B. Empirical Validation

Spectral Analysis: Using Singular Value Decomposition (SVD) and Kolmogorov-Smirnov tests, the authors show that trained sign matrices have spectral statistics nearly identical to i.i.d. Rademacher noise, confirming poor compressibility via standard low-rank methods.
Drift Tracking: Tracking sign mismatches during training reveals that the flip ratio remains low (typically $< 10\%$ ), confirming that most signs are "locked" to their initialization.
Scale Dependence: Experiments on models ranging from 30M to 12B parameters show that Sign Lock-In strengthens with model size.
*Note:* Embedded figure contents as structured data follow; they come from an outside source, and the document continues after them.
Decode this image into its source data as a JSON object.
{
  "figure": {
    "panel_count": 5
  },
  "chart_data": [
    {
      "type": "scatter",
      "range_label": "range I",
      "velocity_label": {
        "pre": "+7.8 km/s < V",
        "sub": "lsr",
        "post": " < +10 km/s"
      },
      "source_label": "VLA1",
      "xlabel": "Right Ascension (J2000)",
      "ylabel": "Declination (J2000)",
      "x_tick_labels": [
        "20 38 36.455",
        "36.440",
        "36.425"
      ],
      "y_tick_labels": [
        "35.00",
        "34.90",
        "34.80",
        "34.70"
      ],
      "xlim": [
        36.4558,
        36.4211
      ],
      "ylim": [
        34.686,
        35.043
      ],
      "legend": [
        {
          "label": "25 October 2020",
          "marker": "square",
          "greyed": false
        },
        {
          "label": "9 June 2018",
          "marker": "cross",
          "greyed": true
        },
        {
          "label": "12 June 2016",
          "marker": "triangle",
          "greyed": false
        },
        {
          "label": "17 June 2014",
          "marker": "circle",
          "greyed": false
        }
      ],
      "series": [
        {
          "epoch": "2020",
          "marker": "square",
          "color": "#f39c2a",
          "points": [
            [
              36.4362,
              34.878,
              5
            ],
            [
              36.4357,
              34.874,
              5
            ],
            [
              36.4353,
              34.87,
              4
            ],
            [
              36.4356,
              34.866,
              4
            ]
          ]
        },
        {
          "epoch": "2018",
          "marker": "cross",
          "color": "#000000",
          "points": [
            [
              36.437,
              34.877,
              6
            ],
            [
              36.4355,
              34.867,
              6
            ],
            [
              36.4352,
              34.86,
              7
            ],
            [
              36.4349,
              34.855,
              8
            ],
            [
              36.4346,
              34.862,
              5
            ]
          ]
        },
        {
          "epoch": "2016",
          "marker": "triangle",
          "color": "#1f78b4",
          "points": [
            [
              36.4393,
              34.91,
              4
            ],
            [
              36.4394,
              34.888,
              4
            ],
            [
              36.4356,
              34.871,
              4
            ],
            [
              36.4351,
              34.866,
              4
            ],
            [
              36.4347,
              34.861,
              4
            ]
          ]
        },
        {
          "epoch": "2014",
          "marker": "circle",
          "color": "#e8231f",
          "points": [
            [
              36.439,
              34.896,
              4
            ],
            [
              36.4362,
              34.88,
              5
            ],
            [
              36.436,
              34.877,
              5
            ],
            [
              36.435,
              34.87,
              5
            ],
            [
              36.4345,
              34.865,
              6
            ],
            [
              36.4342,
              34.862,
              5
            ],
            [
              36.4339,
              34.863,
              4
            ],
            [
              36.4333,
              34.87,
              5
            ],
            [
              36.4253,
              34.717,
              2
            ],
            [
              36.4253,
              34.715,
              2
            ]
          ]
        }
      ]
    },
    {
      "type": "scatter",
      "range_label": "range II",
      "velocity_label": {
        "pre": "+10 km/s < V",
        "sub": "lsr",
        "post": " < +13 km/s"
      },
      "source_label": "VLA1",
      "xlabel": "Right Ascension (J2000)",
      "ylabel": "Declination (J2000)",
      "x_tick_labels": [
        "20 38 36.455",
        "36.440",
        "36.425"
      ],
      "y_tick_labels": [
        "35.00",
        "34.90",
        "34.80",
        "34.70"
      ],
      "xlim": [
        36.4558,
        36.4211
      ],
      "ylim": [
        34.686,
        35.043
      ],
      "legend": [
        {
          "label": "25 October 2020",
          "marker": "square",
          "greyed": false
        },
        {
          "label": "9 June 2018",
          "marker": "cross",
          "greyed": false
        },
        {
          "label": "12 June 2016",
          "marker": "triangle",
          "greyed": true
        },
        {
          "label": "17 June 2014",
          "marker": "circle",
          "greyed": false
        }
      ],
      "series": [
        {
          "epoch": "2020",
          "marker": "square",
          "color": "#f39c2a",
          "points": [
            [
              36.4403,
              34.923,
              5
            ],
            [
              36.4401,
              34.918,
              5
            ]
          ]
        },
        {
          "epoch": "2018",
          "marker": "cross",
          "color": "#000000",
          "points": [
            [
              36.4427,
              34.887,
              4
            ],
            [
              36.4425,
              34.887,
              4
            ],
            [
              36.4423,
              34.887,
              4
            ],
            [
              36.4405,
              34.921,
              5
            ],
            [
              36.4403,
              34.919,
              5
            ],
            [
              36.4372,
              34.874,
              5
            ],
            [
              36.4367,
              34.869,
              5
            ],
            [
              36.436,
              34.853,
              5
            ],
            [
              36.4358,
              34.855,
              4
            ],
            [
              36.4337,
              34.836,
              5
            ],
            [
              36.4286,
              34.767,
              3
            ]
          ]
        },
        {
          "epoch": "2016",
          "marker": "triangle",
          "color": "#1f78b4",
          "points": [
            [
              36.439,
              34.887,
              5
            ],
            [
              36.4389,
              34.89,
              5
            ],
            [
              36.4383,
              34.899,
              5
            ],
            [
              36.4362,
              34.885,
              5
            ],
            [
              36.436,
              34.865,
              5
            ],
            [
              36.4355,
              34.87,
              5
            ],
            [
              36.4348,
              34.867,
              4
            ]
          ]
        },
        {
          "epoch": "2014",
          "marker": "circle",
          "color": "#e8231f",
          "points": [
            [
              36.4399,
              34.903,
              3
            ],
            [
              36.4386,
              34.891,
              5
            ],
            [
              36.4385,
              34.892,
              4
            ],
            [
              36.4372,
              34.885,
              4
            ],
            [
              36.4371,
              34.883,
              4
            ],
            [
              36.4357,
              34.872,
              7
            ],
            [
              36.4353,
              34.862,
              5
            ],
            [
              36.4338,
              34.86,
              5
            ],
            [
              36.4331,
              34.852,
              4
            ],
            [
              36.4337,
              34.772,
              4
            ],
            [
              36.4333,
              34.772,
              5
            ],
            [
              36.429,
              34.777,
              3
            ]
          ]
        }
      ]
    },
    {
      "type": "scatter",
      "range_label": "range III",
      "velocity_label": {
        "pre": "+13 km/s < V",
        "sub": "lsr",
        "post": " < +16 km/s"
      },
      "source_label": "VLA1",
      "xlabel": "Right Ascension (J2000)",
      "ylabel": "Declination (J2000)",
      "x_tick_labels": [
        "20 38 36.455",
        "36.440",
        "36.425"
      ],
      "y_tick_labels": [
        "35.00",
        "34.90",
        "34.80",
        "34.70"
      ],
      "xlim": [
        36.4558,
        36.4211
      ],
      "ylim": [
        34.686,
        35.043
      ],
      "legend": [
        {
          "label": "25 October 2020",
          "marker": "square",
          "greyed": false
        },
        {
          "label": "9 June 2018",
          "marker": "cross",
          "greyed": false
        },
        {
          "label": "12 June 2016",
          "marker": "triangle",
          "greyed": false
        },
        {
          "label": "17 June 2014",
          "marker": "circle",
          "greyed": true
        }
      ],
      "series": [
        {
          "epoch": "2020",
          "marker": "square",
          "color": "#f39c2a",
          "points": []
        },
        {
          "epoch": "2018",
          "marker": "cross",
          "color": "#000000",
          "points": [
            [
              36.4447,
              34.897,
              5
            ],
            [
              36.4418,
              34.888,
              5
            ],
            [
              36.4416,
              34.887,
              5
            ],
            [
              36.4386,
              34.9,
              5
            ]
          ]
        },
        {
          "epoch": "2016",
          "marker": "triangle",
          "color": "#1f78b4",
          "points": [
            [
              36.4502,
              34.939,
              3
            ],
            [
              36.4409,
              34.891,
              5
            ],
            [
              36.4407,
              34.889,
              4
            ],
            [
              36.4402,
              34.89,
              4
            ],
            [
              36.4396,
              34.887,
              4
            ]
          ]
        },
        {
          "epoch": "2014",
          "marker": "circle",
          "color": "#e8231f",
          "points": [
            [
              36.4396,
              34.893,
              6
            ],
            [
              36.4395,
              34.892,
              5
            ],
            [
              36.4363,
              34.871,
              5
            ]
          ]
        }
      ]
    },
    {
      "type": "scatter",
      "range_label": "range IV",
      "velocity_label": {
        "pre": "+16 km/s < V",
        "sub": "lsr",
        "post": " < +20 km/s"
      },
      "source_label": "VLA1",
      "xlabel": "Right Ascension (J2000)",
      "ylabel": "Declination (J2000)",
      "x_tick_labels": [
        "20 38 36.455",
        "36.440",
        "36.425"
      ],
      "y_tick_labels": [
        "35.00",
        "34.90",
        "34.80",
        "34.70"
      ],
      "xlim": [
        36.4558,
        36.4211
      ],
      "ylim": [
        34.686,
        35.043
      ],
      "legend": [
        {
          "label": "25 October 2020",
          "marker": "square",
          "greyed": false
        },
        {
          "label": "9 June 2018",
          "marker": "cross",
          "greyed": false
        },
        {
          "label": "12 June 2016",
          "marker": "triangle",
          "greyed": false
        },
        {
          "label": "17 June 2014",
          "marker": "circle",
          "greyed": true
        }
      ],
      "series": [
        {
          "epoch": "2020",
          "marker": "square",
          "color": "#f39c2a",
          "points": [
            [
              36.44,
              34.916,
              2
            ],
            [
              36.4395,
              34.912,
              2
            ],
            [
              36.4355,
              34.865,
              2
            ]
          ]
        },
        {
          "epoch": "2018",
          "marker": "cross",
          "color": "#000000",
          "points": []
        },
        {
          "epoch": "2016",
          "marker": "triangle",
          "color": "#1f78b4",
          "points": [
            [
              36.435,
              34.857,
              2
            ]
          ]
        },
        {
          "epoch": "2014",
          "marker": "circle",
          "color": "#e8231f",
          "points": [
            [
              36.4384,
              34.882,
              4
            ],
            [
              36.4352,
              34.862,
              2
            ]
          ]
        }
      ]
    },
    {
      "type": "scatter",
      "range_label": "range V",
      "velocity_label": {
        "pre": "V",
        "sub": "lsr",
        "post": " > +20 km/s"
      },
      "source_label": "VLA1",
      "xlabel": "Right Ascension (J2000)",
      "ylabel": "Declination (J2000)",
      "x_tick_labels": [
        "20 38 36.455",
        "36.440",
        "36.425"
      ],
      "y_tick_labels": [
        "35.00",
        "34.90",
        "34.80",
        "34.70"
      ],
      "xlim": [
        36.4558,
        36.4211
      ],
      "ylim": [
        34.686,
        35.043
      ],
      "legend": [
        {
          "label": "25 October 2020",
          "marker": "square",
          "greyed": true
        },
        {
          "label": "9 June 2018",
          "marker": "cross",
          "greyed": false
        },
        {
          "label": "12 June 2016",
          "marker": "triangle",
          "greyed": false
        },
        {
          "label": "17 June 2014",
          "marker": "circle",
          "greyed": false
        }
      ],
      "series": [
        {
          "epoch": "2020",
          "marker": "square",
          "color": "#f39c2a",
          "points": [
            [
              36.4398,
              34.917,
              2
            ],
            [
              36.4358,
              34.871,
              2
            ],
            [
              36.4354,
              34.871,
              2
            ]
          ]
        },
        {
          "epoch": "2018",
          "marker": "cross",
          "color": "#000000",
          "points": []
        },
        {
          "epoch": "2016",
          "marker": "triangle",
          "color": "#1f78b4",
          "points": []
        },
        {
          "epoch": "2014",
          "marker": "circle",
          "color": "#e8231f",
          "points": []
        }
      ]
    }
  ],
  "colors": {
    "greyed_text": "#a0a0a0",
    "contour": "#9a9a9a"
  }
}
Larger models exhibit fewer initial boundary hits and even lower re-entry probabilities.

3. Key Contributions & Proposed Solutions

Based on the theory, the authors propose a Sign Lock-In Enhancement framework to actively control sign dynamics, making signs compressible.

A. Gap Initialization

To reduce the initial-hit factor ( $h_T$ , the probability of hitting the boundary early):

Weights are initialized with a gap threshold ( $a_{init}$ ), rejecting any initialization values near zero ( $|w| < a_{init}$ ).
This ensures weights start deep in the "outer region," reducing the likelihood of early boundary crossings.

B. Outer-Drift Regularization

To reduce the re-entry ratio ( $g_T$ , the probability of returning to the boundary):

A lightweight log-barrier regularizer is applied during early training.
This penalty increases as weights approach zero, creating an "outward drift" that pushes weights away from the sign boundary after they have moved into the outer region.

C. Compressible Sign Template

Instead of learning arbitrary signs, the authors propose initializing weights with a low-rank sign template ( $T = \text{sign}(GH^\top)$ ).
By combining Gap Initialization and Outer-Drift Regularization, the model preserves this structured template throughout training.
Result: The sign pattern becomes deterministic and regenerable from a seed, effectively reducing the storage cost of signs to ~0 bits (only the seed and low-rank factors need storage).

4. Results

Flip Rate Reduction: The proposed methods reduce the effective sign flip rate to approximately $10^{-3}$ (0.1%) with only a negligible increase in perplexity (~1 point).
Compression Performance:
- Sub-bit Regime: In the sub-bit regime (effective bits per weight < 1), the proposed method (Sign Template + Magnitude SVD) significantly outperforms baselines like OneBit, HashedNets, and standard pruning.
- Perplexity/Accuracy: On language modeling (TinyLlama, CharLM) and classification (DBPedia) tasks, the method maintains performance comparable to full-precision or standard quantization models while achieving storage costs well below 1 bit/weight.
- Magnitude Preservation: The magnitude matrices remain highly compressible (low-rank), while the sign matrices become structured and compressible due to the enforced template.

5. Significance

Breaking the One-Bit Wall: This work provides the first theoretical and practical pathway to compress signs below 1 bit per weight, effectively removing the "fixed cost" barrier in sub-bit compression.
New Paradigm for Compression: It shifts the focus from treating signs as random noise to treating them as persistent dynamical variables that can be controlled and structured.
Theoretical Insight: The "Sign Lock-In" theory offers a novel stopping-time analysis of SGD, explaining why signs persist and how to manipulate this persistence. It connects optimization dynamics with random matrix theory and metastability.
Practical Impact: The proposed "Zero-Cost Sign Template" method enables the deployment of extremely small models (sub-bit) on edge devices without significant accuracy degradation, which is crucial for the future of efficient AI.

In summary, the paper demonstrates that signs are not random noise but persistent artifacts of initialization. By formalizing this via "Sign Lock-In" theory and introducing gap initialization and drift regularization, the authors successfully transform signs from a compression bottleneck into a controllable, compressible component.